FICHA TÉCNICA



Título obra Cuatro autores para una exposición

Autoría Giovanni Galeas

Dirección Alberto Celarié

Grupos y compañías Grupo Art-Teatro

Referencia Bruno Bert, “Cuatro autores en el desván”, en Tiempo Libre, 14 diciembre 1989, p. 34.




imagen facsimilar

Referencia Electrónica


Teatro

Cuatro autores en el desván

Bruno Bert

Bien, otro espacio alternativo sale ala palestra. Se llama El desván de las quimeras y funciona en una salita del restaurante Fritz. Podríamos decir que como espacio en sí aún es un esbozo, puesto que simplemente se han corrido algunas mesas, semicubierto con tela negra tres paredes e iluminado el pequeño lugar resultante con unos pocos reflectores improvisados. Así, actores y público quedan a un mismo nivel, sobre igual piso y separados apenas por unos pocos centímetros, lo cual no importa demasiado si lo que se presenta es bueno y el público apoya el intento. El equipamiento técnico ya vendrá como consecuencia lógica. La idea parece pasar por dedicar un día fijo por semana a la actividad teatral, otro a la música, y así... y en esto naturalmente se pueden hallar ventajas y desventajas; de todas maneras el teatro ha encontrado otro cobijo y eso es lo importante, si luego, repito, se mantienen los niveles de calidad.

Allí fuimos a ver (la función es con cena incluida) Cuatro autores para una exposición, de Giovanni Galeas, montada por el grupo art-teatro bajo la dirección neutra de Alberto Celarié. El autor nos propone el encuentro imaginario, en el territorio del más allá, de cuatro escritores, en vinculación de a dos. Los primeros son Homero y Jorge Luis Borges y los segundos León Tolstoi y Fedor Dostoievski. El hecho, interesante en cuanto a las posibles confrontaciones, tiende a ser más literario que teatral, ya que casi no hay acciones escénicas, sino que el autor ha montado lo que simplemente se muestra como una conversación, aunque pueda adquirir un tono de polémica y en donde lo que importa es la vivacidad de las ideas expuestas y la capacidad de los actores para transmitirla.
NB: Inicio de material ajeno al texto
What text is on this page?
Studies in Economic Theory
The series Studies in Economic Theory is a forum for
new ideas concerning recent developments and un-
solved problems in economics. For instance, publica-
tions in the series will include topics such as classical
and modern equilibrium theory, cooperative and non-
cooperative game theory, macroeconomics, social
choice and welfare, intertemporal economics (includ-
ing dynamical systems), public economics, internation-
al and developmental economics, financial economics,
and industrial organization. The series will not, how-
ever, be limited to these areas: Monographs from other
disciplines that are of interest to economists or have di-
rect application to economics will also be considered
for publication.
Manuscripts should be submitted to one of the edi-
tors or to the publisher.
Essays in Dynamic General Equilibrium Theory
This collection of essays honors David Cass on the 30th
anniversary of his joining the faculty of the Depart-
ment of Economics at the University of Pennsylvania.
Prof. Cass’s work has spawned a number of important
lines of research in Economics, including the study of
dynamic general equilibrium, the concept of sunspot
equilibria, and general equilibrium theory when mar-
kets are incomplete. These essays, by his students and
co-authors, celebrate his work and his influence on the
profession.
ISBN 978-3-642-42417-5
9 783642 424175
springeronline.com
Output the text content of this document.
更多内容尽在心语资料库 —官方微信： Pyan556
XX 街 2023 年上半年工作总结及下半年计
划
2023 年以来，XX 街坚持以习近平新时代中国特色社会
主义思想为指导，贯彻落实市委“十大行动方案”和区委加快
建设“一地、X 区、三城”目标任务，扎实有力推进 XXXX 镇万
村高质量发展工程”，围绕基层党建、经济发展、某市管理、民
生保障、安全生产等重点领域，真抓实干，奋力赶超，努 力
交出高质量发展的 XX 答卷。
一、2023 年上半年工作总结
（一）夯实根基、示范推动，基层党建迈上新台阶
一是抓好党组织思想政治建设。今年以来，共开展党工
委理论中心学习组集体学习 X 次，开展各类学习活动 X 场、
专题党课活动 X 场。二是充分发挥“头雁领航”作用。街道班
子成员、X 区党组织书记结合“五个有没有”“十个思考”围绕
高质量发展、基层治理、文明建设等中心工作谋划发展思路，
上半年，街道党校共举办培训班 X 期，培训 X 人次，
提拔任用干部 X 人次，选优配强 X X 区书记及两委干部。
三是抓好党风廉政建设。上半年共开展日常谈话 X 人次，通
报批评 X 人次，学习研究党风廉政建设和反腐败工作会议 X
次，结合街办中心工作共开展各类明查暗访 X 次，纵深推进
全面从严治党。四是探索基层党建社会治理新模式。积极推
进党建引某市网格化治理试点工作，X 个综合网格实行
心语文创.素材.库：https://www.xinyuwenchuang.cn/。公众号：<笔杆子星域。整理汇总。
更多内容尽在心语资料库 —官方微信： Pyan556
De hecho, podría ser un excelente ejercicio radiofónico, y conste que en esto no existe ninguna intención peyorativa sino el grato recuerdo de tantas entrevistas a las que gustosamente se prestaba el autor argentino.

En el primer caso se nos muestra a un Borges erudito, admirador incondicional del poeta griego y rememorador literario, tal cual lo fue por otra parte en la realidad, frente a un Homero más popular y campechano, que corresponde a las actitudes del otro, con el propio gusto por la poesía de Borges, hermanados en este género con todos los grandes cultores del mismo, cuyos nombres van desglosando como una cadena sutil y sonora que los une a través de los siglos. El diálogo cobra interés e incluso recurre a audacias tales como repetir un canto de la Odisea en seis versiones distintas, no importa si reales o imaginarias, y sin embargo no sólo evita una presuponible monotonía sino que incluso llega a interesar como si el mismo Borges lo hubiera hecho, citándolos morosamente en alguno de sus reportajes.

Luego, a la partida de éstos, los dos máximos autores rusos se encuentran y enfrentan en una larga y pasional discusión que abarca desde la política hasta la metafísica, pasando por el terna de sus obras, las posibles influencias e incluso pequeños plagios, recreando lo que de ellos se sabe a nivel de caracteres, fobias y adhesiones, con la libertad lógica de quien está haciendo teatro y no biografía histórica, y por ende flexibiliza el pensamiento de los personajes para dar cabida a su propia subjetividad, a la expresión de sus propias ideas.

Llama en ambos casos la atención el conocimiento que el autor de estos cuatro personajes, no sólo en su hacer directo sino también de contexto y proposiciones intelectuales. Y por el otro, la habilidad de mezclar el dato cierto con la ficción creativa, logrando una sólida unidad donde es difícil diferenciar qué pertenece a quién, dando como resultado la verosimilitud del tratamiento. Naturalmente todo el espectáculo se basa en la calidad de estos textos y en la posibilidad de transmisión de los actores, dada la ausencia de cualquier otro tipo de apoyo. A los primeros ya los hemos elogiado, y en esto hay implícito una aceptación del trabajo actoral, ya que de lo contrario una tan larga disquisición intelectual se nos hubiera hecho insoportable. Tal vez haya algunos desniveles, pero el resultado global es perfectamente válido. Bienvenido entonces este incipiente desván en las primeras realizaciones de sus quiméricos sueños.